Original Publication Date: >10 January, 2020
Publication / Source: Journal of Comparative Effectiveness Research
Authors: Jessica R Marden, Jonathan Freimark, Zhiwen Yao, James Signorovitch, Cuixia Tian & Brenda L Wong
Aim: To assess outcomes among patients with Duchenne muscular dystrophy receiving deflazacort or prednisone in real-world practice. Methods: Clinical data for 435 boys with Duchenne muscular dystrophy from Cincinnati Children’s Hospital Medical Center were studied retrospectively using time-to-event and regression analyses. Results: Median ages at loss of ambulation were 15.6 and 13.5 years among deflazacort- and prednisone-initiated patients, respectively. Deflazacort was also associated with a lower risk of scoliosis and better ambulatory function, greater % lean body mass, shorter stature and lower weight, after adjusting for age and steroid duration. No differences were observed in whole body bone mineral density or left ventricular ejection fraction. Conclusion: This single center study adds to the real-world evidence associating deflazacort with improved clinical outcomes.
This retrospective study described outcomes for boys with Duchenne muscular dystrophy treated at Cincinnati Children’s Hospital Medical Center with the glucocorticoids deflazacort (∼95% daily dosing) or prednisone (∼68% daily dosing).

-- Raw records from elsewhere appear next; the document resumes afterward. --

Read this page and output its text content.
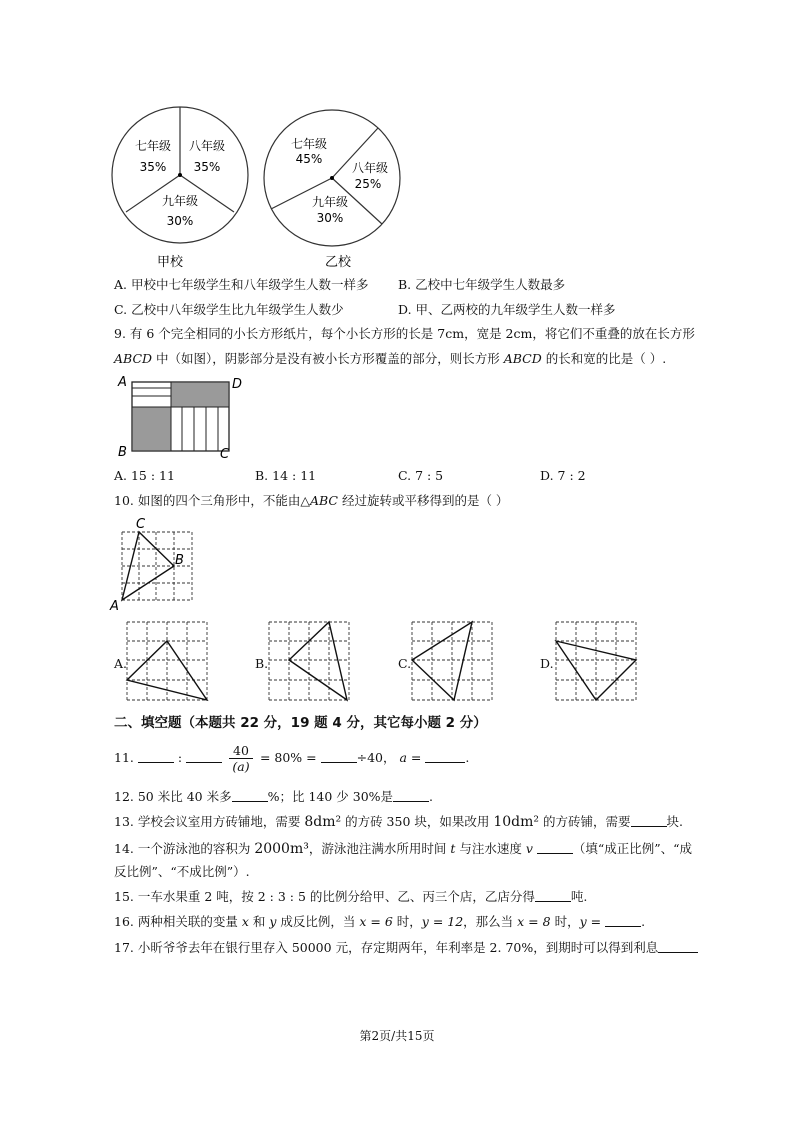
七年级
35%
八年级
35%
九年级
30%
甲校
七年级
45%
八年级
25%
九年级
30%
乙校
A. 甲校中七年级学生和八年级学生人数一样多 B. 乙校中七年级学生人数最多
C. 乙校中八年级学生比九年级学生人数少	D. 甲、乙两校的九年级学生人数一样多
9. 有 6 个完全相同的小长方形纸片，每个小长方形的长是 7cm，宽是 2cm，将它们不重叠的放在长方形
ABCD 中（如图），阴影部分是没有被小长方形覆盖的部分，则长方形 ABCD 的长和宽的比是（ ）.
A	D
B	C
A. 15 : 11	B. 14 : 11	C. 7 : 5	D. 7 : 2
10. 如图的四个三角形中，不能由△ABC 经过旋转或平移得到的是（ ）
C
B
A
A.	B.	C.	D.
二、填空题（本题共 22 分，19 题 4 分，其它每小题 2 分）
11.	:	$\frac{40}{(a)} = 80\%$ =	÷40， a =	.
12. 50 米比 40 米多	%；比 140 少 30%是	.
13. 学校会议室用方砖铺地，需要 8dm² 的方砖 350 块，如果改用 10dm² 的方砖铺，需要	块.
14. 一个游泳池的容积为 2000m³，游泳池注满水所用时间 t 与注水速度 v	（填“成正比例”、“成
反比例”、“不成比例”）.
15. 一车水果重 2 吨，按 2 : 3 : 5 的比例分给甲、乙、丙三个店，乙店分得	吨.
16. 两种相关联的变量 x 和 y 成反比例，当 x = 6 时，y = 12，那么当 x = 8 时，y =	.
17. 小昕爷爷去年在银行里存入 50000 元，存定期两年，年利率是 2. 70%，到期时可以得到利息
第2页/共15页
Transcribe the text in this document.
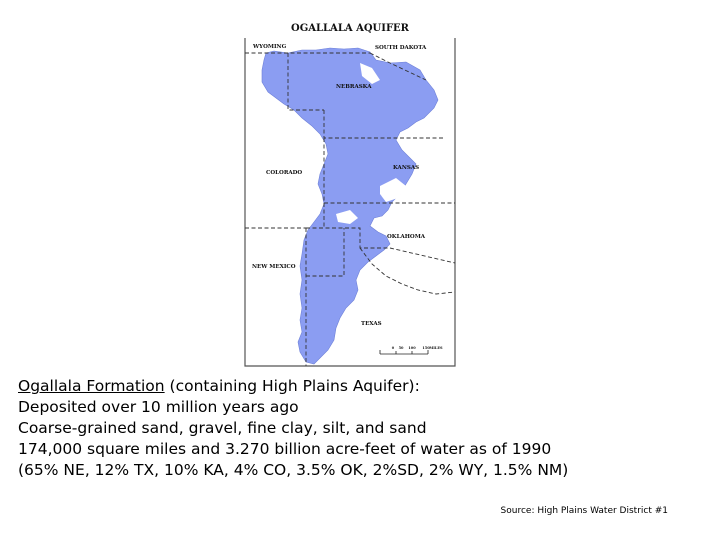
OGALLALA AQUIFER
WYOMING	SOUTH DAKOTA
NEBRASKA
COLORADO
KANSAS
OKLAHOMA
NEW MEXICO
TEXAS
0 50 100 150 MILES
Ogallala Formation (containing High Plains Aquifer):
Deposited over 10 million years ago
Coarse-grained sand, gravel, fine clay, silt, and sand
174,000 square miles and 3.270 billion acre-feet of water as of 1990
(65% NE, 12% TX, 10% KA, 4% CO, 3.5% OK, 2%SD, 2% WY, 1.5% NM)
Source: High Plains Water District #1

Patients receiving deflazacort had lower risk of losing ambulation, lost ambulation at older ages than those receiving prednisone, and had lower risk of scoliosis. Across clinic visits, deflazacort was associated with greater preservation of ambulatory and pulmonary function, shorter stature, lower bodyweight and greater % lean body mass. This study adds to the evidence associating real-world dosing of deflazacort with improved outcomes for patients with Duchenne muscular dystrophy.